Here are some pearls that will help ensure accurate interpretations of questionable visual fields:

• If the test shows something you weren’t expecting, look for correlations in the physical exam and OCT scans. This can prevent a visual field artifact from leading you to a misdiagnosis and inappropriate treatment.

• Don’t overlook the grayscale plot. When we teach residents to interpret a visual field, we always say, “Don’t look at the gray scale—look at the pattern deviation plot.” But some artifacts, such as the classic cloverleaf pattern indicating false negative responses, are much more readily appreciated in the grayscale plot. So the grayscale map is always worth looking at.

• Some tests with artifacts can be used to judge whether progression has occurred—but others can’t. A test with a higher number of fixation losses may still be used for judging progression, but a test with a high rate of false positives should not be.

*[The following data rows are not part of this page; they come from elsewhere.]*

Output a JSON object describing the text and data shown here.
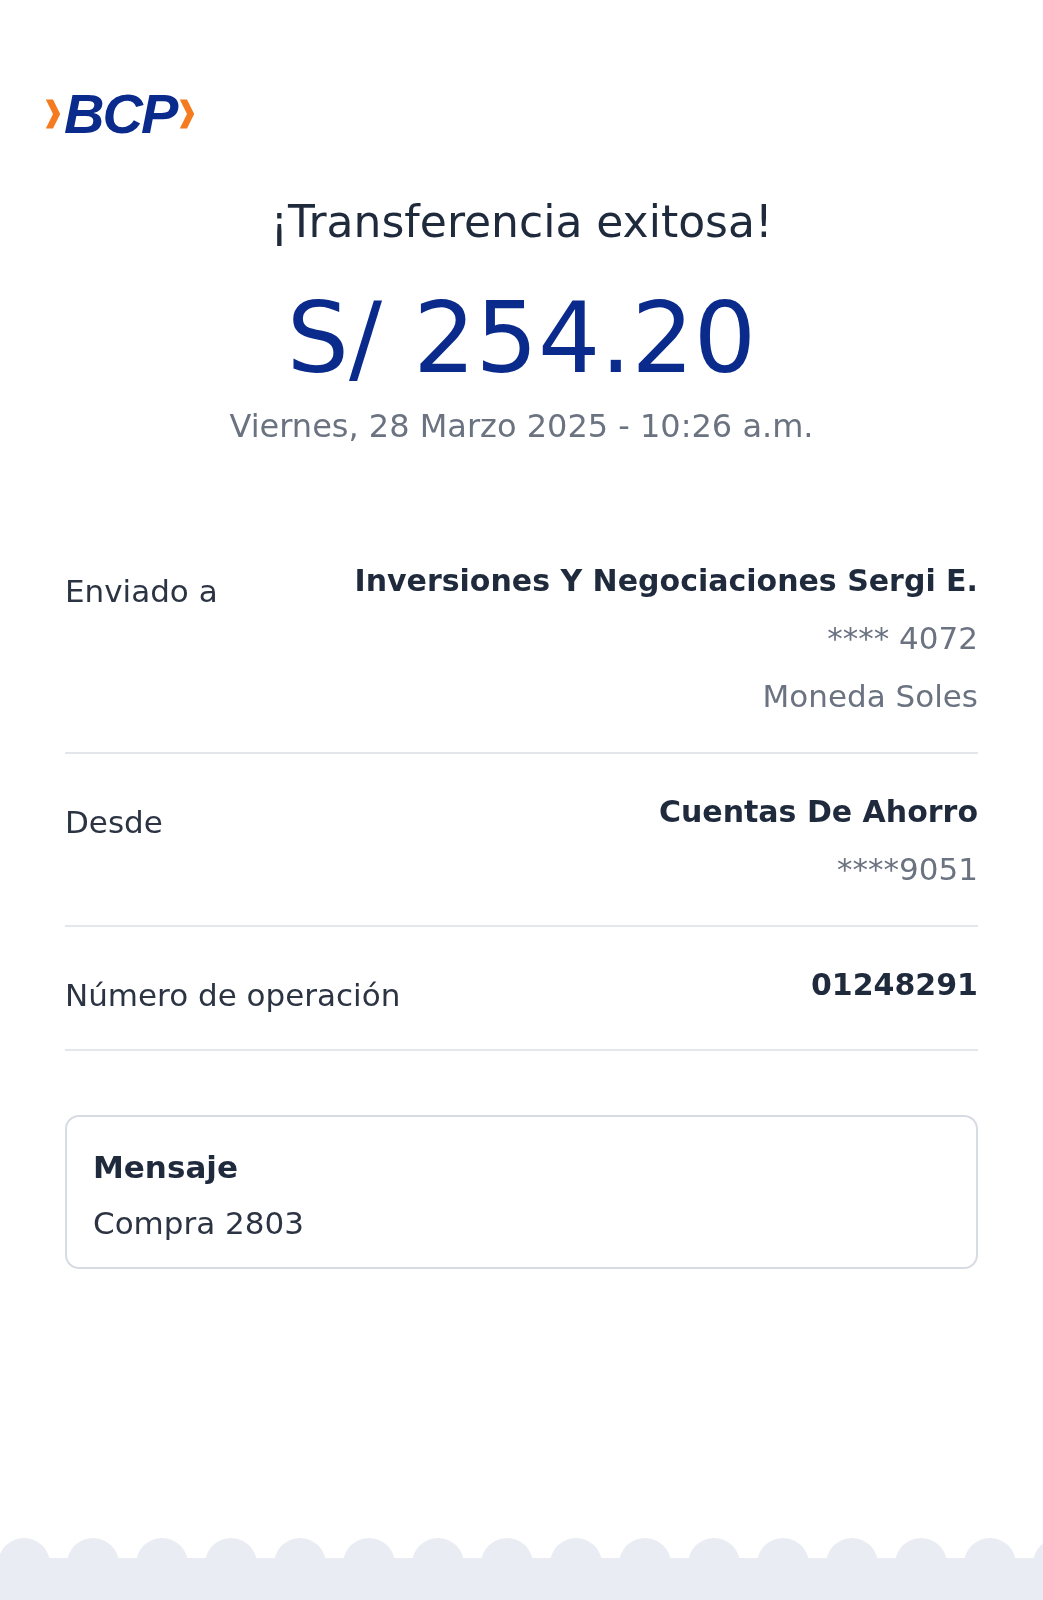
{
  "logo": {
    "text": "BCP"
  },
  "title": "¡Transferencia exitosa!",
  "amount": "S/ 254.20",
  "date": "Viernes, 28 Marzo 2025 - 10:26 a.m.",
  "details": [
    {
      "label": "Enviado a",
      "lines": [
        {
          "text": "Inversiones Y Negociaciones Sergi E.",
          "kind": "strong"
        },
        {
          "text": "**** 4072",
          "kind": "muted"
        },
        {
          "text": "Moneda Soles",
          "kind": "muted"
        }
      ]
    },
    {
      "label": "Desde",
      "lines": [
        {
          "text": "Cuentas De Ahorro",
          "kind": "strong"
        },
        {
          "text": "****9051",
          "kind": "muted"
        }
      ]
    },
    {
      "label": "Número de operación",
      "lines": [
        {
          "text": "01248291",
          "kind": "strong"
        }
      ]
    }
  ],
  "message": {
    "label": "Mensaje",
    "value": "Compra 2803"
  }
}
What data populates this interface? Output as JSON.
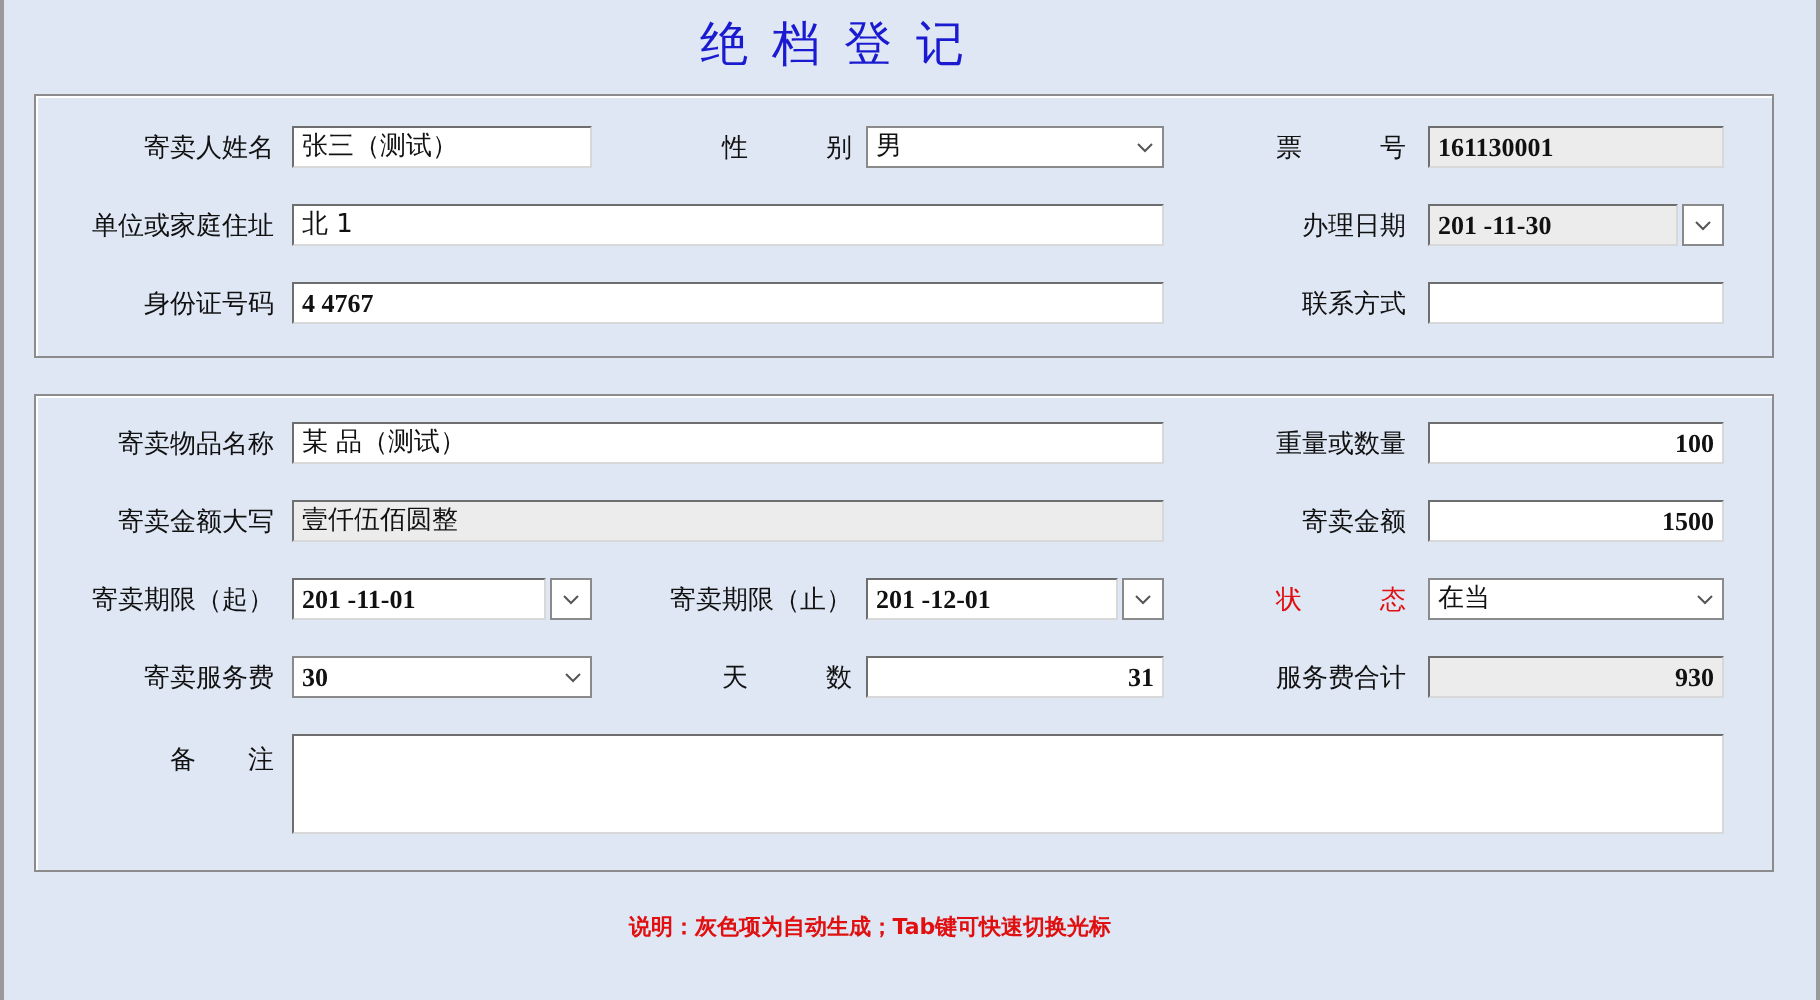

• If the 24-2 strategy you’re using has stopped being useful, switch to an alternate version of the test. I’ve seen cases in which patients continued to be administered the 24-2 visual field, even though the pattern deviation plot returns with the message “pattern deviation not shown for severely depressed fields.” At some point you need to switch to a test strategy that’s more useful for following progression. For some patients, that may be a 10-2 field, because all they have left is their central field; for others, the visual acuity may not be good enough to see the size-III stimuli (4 mm2) that the machine projects, so you have to switch over to a size V stimuli (64 mm2). 

Don’t let yourself (or your techs) get in a rut. You need to individualize the test for some patients.

• Make sure the 10-2 test administered isn't using the red stimulus light. These machines are capable of testing the 10-2 field test using a red stimulus light, which, for a while, was recommended for Plaquenil screening. I’ve seen technicians assume that all 10-2 testing should be done using the red stimulus. Others simply don’t notice that the stimulus light has been set to red. 

Unfortunately, test results always look worse when a red stimulus is used. It’s simply harder for most people to see the red stimulus. 

Dr. Giaconi is health sciences professor of ophthalmology at the Jules Stein Eye Institute, David Geffen School of Medicine, UCLA, Los Angeles. She is a consultant to Allergan.

1. Kutzko KE, Brito CF, Wall M. Effect of instructions on conventional automated perimetry. IOVS 2000;41:2006-2013.